Вспоминаю, каким Марри был прежде — собранным, уверенным в себе, целеустремленным, — и мне не верится, что за столом сейчас тот же самый человек.

— Мне все равно, как это случилось, но хочется верить, что все благодаря тебе. Я хочу сказать спасибо хоть кому-нибудь.

Господи, как я счастлива!
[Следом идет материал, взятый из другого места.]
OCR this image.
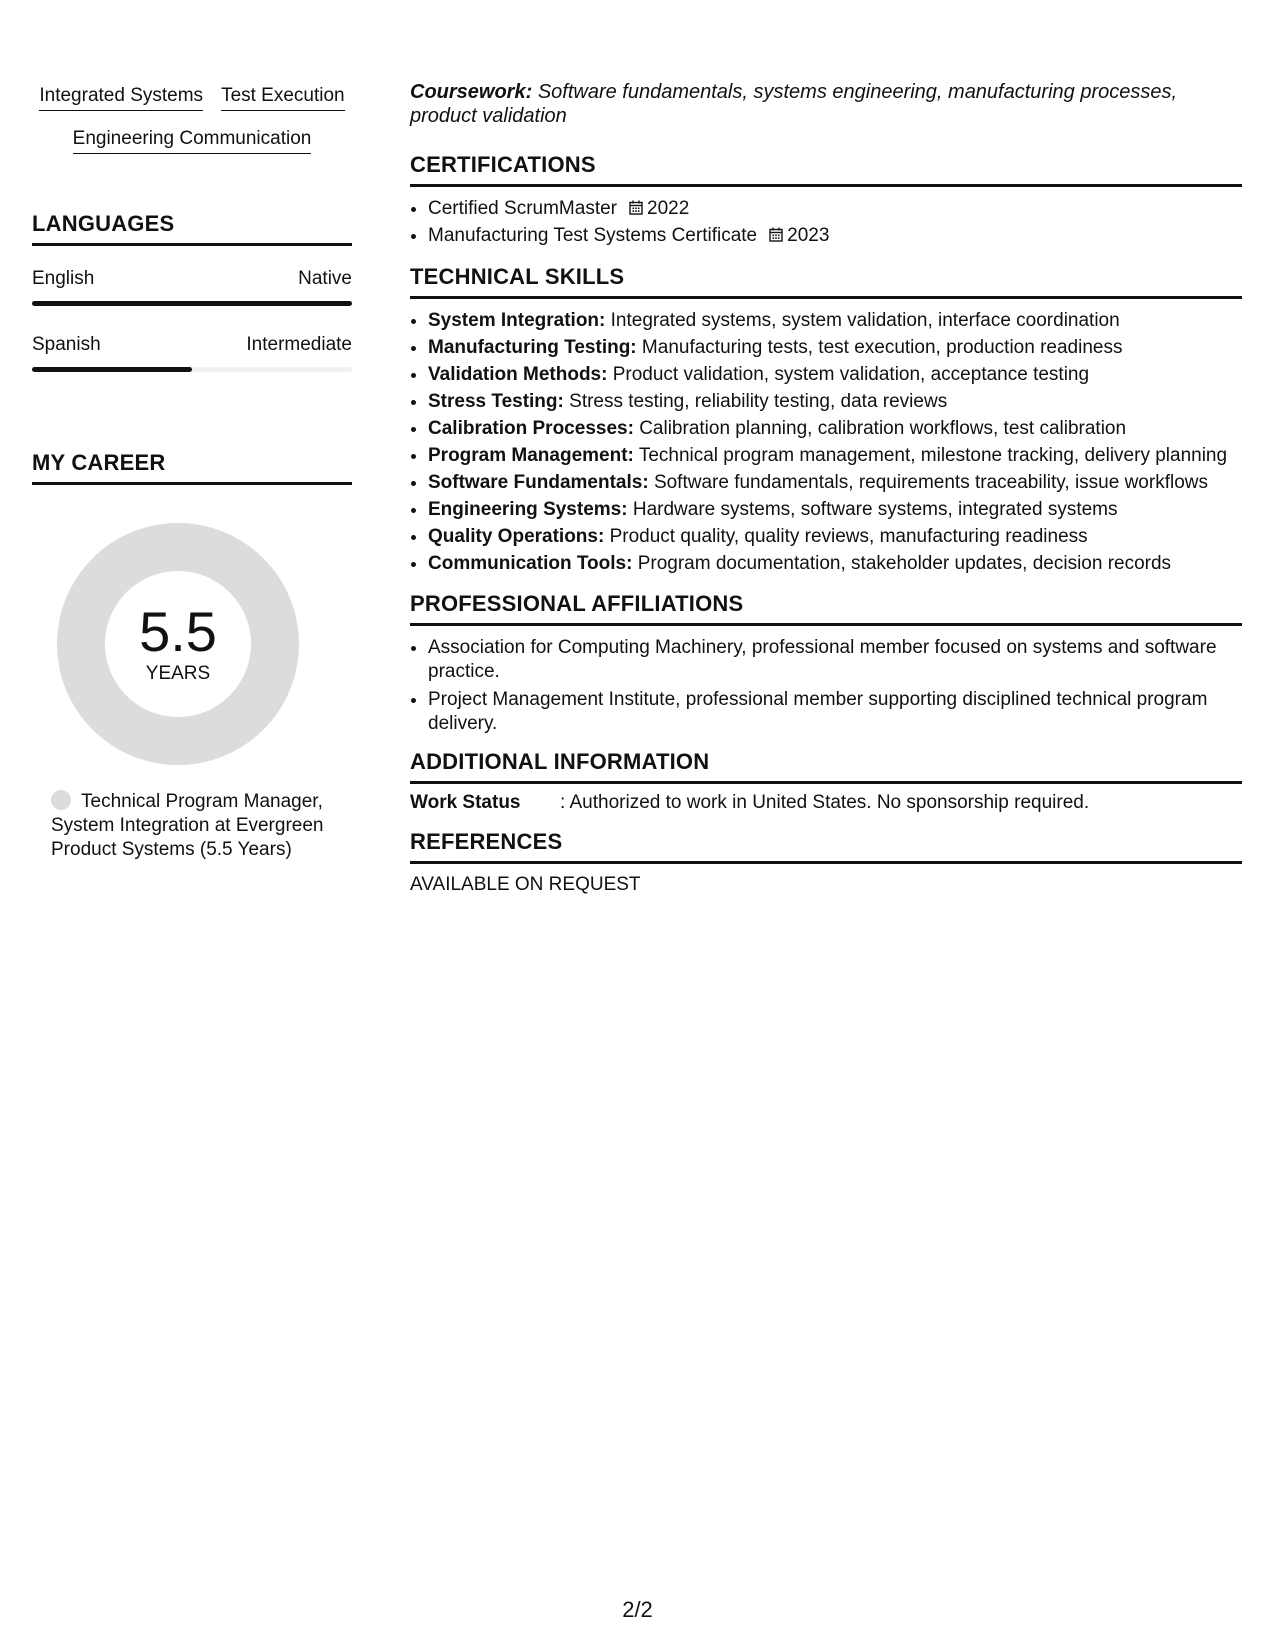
Integrated Systems Test Execution
Engineering Communication
LANGUAGES
English	Native
Spanish	Intermediate
MY CAREER
5.5
YEARS
Technical Program Manager, System Integration at Evergreen Product Systems (5.5 Years)
Coursework: Software fundamentals, systems engineering, manufacturing processes, product validation
CERTIFICATIONS
• Certified ScrumMaster 2022
• Manufacturing Test Systems Certificate 2023
TECHNICAL SKILLS
• System Integration: Integrated systems, system validation, interface coordination
• Manufacturing Testing: Manufacturing tests, test execution, production readiness
• Validation Methods: Product validation, system validation, acceptance testing
• Stress Testing: Stress testing, reliability testing, data reviews
• Calibration Processes: Calibration planning, calibration workflows, test calibration
• Program Management: Technical program management, milestone tracking, delivery planning
• Software Fundamentals: Software fundamentals, requirements traceability, issue workflows
• Engineering Systems: Hardware systems, software systems, integrated systems
• Quality Operations: Product quality, quality reviews, manufacturing readiness
• Communication Tools: Program documentation, stakeholder updates, decision records
PROFESSIONAL AFFILIATIONS
• Association for Computing Machinery, professional member focused on systems and software practice.
• Project Management Institute, professional member supporting disciplined technical program delivery.
ADDITIONAL INFORMATION
Work Status	: Authorized to work in United States. No sponsorship required.
REFERENCES
AVAILABLE ON REQUEST
2/2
Марри мрачно наблюдает, как мое лицо расплывается в глупой безбрежной улыбке.

— А когда его выпустят? — Слова летят, словно праздничный серпантин, расцвечивая унылый кабинет. — Знаешь что, тебе надо попросить Алекса и Флору раскрасить здесь стены. Кстати, что у тебя нового? Как работа? Ведешь какие-нибудь интересные дела? Шейла по-прежнему тебя изводит? Как поживает твоя подружка?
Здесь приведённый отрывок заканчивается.